In other words, Whittaker, 46, understands that cable car travel is theater. Also a team sport, a rolling history lesson and, if you're not on the ball, an accident about to happen. But when he was a kid in a public housing project at the end of the Powell-Mason line, Whittaker says, "it was just transportation."
Then he grew up and started driving 40-foot diesel buses, 40-foot trolley buses, 60-foot trolley buses and finally cable cars, which are far more challenging than their 9.5 mph maximum speed might suggest. Besides upper-body strength, the job demands intense "physical and mental coordination," in the words of David Banbury, superintendent of Muni's cable car division. The cable car training course's "washout rate," Banbury says, is 75%.
The greatest danger? Whittaker says it's fare-hungry taxi drivers who swerve across lanes to the curb. Grip operators and conductors also worry about the condition of the cables just under street level (they fray and need replacing regularly), scofflaw passengers who jump on and off cable cars while they're moving, clueless or aggressive pedestrians, clueless or aggressive drivers, and other cable cars, which pass just a few feet away.
On the most congested and touristy stretch of Powell Street, near Union Square, says Whittaker, "you have to be able to deal with seven or eight things at a time," which might explain the cranky manners of some crews. Meanwhile on the California Street line, riders tend to be savvier locals; in fact, many try to ride without paying.

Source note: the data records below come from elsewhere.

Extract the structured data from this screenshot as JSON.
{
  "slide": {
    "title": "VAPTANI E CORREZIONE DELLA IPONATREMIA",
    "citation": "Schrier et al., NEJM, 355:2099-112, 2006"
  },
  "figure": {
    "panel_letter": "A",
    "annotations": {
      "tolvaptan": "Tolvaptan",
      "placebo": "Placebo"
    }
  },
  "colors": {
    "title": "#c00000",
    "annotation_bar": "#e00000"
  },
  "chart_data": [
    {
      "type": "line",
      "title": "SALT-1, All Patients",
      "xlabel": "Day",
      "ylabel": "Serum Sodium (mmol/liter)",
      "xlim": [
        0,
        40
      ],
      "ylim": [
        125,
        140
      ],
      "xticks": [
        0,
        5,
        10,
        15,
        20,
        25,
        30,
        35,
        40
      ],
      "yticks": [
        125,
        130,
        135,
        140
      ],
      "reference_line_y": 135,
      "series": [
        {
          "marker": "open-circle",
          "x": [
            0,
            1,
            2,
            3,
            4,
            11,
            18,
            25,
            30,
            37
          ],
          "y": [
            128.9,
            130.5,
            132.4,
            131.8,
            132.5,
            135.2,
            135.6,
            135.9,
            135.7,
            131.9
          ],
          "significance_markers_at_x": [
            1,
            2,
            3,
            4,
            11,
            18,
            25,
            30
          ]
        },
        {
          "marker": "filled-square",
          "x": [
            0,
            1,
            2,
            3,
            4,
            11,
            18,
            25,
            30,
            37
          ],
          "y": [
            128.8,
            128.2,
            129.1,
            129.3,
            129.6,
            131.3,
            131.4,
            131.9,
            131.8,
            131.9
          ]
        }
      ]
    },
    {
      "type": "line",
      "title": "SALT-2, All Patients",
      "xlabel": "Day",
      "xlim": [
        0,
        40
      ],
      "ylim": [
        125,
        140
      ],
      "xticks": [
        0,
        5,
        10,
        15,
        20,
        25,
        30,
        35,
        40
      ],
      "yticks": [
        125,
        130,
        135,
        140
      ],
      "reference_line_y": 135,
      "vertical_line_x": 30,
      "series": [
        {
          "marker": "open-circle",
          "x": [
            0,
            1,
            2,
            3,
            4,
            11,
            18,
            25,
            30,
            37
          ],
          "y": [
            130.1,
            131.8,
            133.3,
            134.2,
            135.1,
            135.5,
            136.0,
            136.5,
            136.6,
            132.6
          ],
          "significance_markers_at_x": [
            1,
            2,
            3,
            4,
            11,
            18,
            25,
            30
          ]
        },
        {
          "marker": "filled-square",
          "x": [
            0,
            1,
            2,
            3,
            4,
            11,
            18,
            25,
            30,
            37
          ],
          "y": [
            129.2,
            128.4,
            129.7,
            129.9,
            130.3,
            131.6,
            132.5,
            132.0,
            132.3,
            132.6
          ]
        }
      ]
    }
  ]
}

Whittaker sidesteps questions about his colleagues' manners, but he's happy to talk about the city cable car bell-ringing competition, which he won last year. Demonstrating old-school and new-school styles, Whittaker first works the bell like a jazz drummer riding a cymbal, then segues into a hip-hoppy dance beat.
And yes, he has carried some famous passengers. Former 49ers Joe Montana and Ronnie Lott, for instance. Yankees star Alex Rodriguez. Once, Whittaker says, "I had Woody Allen on the cable car. But even when I said, 'Hey, we have Woody Allen on board!' nobody would believe me."